After receiving a second chance at life, a Williams Lake woman will cut her hair off to raise money for the Heart Transplant Home Society.

Michelle Ball LaPlace was diagnosed with a genetic heart condition called hypertrophic cardiomyopathy when she was 13 in 1982. In 2016, at the age of 46, a doctor’s visit revealed she was in congestive heart failure. Twenty-one months later, on Jan. 26, 2018, she finally received a heart transplant. Her brother and father were not so fortunate, both of them dying from the same heart condition. Her older brother died in 1982 when he was only 15. Her father passed away seven years later when he was 51.

When LaPlace was 15, she was told by a Harvard geneticist that any children she would bear later in life, regardless of who she partnered with, had a 75 per cent chance of carrying the same genetic heart condition, she said. However, growing up, she didn’t present any sort of anomalies, and so, reaching her 40s, she assumed she had dodged a bullet.

After returning exhausted from a trip in 2016, a doctor’s visit reported medical edema, a fast heart rate and low blood pressure — all common signs of heart failure. More tests sent her to the hospital in Kamloops and, eventually, Vancouver. That’s when things got real, she said.

Though she was familiar with the condition, it still came as a shock.

“Had I not gone to a doctor, not gotten diagnosed, you know, had all these things happen, I literally would have just been walking along one day, and my heart would have stopped. And that’s pretty much what happened with my dad. He collapsed at home.”

The Heart Transplant Home Society — founded by Ron Bayne and Peter Quinn, each a recipient of a heart transplant — works to alleviate the financial stress that comes along with needing a heart transplant or a ventricular assist device. They offer subsidized accommodation for heart transplant recipients and their caregivers and have two suits near St. Paul’s hospital.

The timing of receiving a heart transplant is unknown. LaPlace first received the call for her heart transplant in August 2017, which resulted in what’s called a dry run.

“The organ was no longer viable for transplant, meaning that it had become too weakened,” said LaPlace. “It’s a real roller coaster ride because you get your hopes up, and then there’s all that anxiety and nervousness about the surgery itself and the recovery and everything, and then none of it happens.”

Along with the physical, mental and emotional stress, there’s the financial stress. Heart transplant patients have months-long recoveries and are unable to work, despite any bills lingering at home and recovering in the expensive city of Vancouver. St. Paul’s Hospital in Vancouver is the only B.C. hospital that does heart transplants.
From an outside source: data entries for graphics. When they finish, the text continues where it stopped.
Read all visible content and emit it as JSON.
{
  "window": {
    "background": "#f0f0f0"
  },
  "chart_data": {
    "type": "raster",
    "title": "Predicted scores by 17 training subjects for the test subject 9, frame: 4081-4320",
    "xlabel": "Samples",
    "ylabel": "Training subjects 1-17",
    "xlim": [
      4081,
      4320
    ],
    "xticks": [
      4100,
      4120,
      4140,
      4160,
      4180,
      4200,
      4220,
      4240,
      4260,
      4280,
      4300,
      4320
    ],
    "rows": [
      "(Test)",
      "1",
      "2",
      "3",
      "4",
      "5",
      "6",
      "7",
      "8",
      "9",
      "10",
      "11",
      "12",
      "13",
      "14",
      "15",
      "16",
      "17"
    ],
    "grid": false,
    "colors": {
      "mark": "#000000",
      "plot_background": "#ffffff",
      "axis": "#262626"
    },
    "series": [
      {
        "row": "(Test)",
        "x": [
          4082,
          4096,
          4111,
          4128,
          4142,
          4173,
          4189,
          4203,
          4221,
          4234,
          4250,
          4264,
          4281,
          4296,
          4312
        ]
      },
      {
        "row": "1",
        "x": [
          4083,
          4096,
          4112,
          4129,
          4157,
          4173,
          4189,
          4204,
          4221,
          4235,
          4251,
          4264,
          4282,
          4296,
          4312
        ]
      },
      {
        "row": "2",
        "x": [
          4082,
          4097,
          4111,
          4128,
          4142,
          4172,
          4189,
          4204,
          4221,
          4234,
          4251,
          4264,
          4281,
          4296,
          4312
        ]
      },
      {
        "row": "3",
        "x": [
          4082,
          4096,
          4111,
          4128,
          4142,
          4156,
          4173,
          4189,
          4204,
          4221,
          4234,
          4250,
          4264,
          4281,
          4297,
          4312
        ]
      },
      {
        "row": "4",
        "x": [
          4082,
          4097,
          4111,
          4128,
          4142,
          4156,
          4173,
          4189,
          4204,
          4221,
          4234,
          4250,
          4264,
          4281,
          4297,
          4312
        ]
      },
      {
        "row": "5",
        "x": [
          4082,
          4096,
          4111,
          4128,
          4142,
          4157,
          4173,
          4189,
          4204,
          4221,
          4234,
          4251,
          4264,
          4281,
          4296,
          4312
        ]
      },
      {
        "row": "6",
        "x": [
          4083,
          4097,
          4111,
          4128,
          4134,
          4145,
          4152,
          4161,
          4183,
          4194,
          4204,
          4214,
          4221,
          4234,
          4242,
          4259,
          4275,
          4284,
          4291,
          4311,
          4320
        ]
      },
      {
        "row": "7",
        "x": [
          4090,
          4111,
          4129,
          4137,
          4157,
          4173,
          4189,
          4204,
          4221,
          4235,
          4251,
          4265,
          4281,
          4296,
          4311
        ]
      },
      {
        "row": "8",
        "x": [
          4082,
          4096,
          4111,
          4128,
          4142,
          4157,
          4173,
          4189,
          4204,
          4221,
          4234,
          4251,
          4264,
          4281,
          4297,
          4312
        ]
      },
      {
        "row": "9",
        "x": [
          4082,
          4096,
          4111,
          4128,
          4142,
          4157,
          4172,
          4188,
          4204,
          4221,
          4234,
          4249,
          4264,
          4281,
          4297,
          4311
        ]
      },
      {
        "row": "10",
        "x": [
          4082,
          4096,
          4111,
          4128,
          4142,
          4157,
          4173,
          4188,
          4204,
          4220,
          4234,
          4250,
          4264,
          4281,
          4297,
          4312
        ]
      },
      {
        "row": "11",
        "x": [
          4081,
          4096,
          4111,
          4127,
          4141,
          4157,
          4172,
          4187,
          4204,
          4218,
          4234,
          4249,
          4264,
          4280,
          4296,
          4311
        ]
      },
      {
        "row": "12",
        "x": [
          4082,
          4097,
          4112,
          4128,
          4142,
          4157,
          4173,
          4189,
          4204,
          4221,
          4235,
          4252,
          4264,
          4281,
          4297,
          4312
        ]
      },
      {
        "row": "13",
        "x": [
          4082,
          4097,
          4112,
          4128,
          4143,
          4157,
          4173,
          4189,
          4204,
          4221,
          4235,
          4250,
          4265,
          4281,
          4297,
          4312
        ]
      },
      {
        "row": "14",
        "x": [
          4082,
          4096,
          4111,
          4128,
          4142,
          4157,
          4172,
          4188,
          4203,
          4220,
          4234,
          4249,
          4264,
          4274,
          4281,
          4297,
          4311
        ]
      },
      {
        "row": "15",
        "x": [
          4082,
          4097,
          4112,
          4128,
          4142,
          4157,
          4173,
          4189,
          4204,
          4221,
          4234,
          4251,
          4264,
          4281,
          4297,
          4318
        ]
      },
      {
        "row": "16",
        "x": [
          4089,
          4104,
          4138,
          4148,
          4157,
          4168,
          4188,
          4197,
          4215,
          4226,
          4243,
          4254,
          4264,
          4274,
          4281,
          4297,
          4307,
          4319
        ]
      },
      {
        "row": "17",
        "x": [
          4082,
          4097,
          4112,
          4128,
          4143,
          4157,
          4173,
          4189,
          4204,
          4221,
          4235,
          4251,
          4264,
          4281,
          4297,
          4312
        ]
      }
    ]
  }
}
Along with the recovering recipient, their caregivers — often the spouse or parents — are unable to work, as well.

“I will never not be overwhelmed with the gratitude of this beautiful city [of Williams Lake] and the people who know me for their generosity … If it had not been for that, we would not have been able to fiscally do this without losing our house.”

LaPlace finally got the call for a heart transplant on Jan. 25 around dinner time. She and her husband, Jamie, caught the last flight of that very same evening out of Williams Lake, she said.

“They actually held the plane for us, which they’re never supposed to do.”

The next day, she received the heart transplant and described her recovery story as incredible and lucky. She and her husband have travel plans coming up, though she does have to be careful to avoid getting sick. She’ll be on immunosuppressant medication for the rest of her life.

In the meantime, on Jan. 26, at 12 p.m., LaPlace will broadcast live on social media, cutting off her long, red locks. Donations can be made at www.hearttransplanthomes.com/donate.

“Every day is a gift. That’s why it’s called the present,” she said.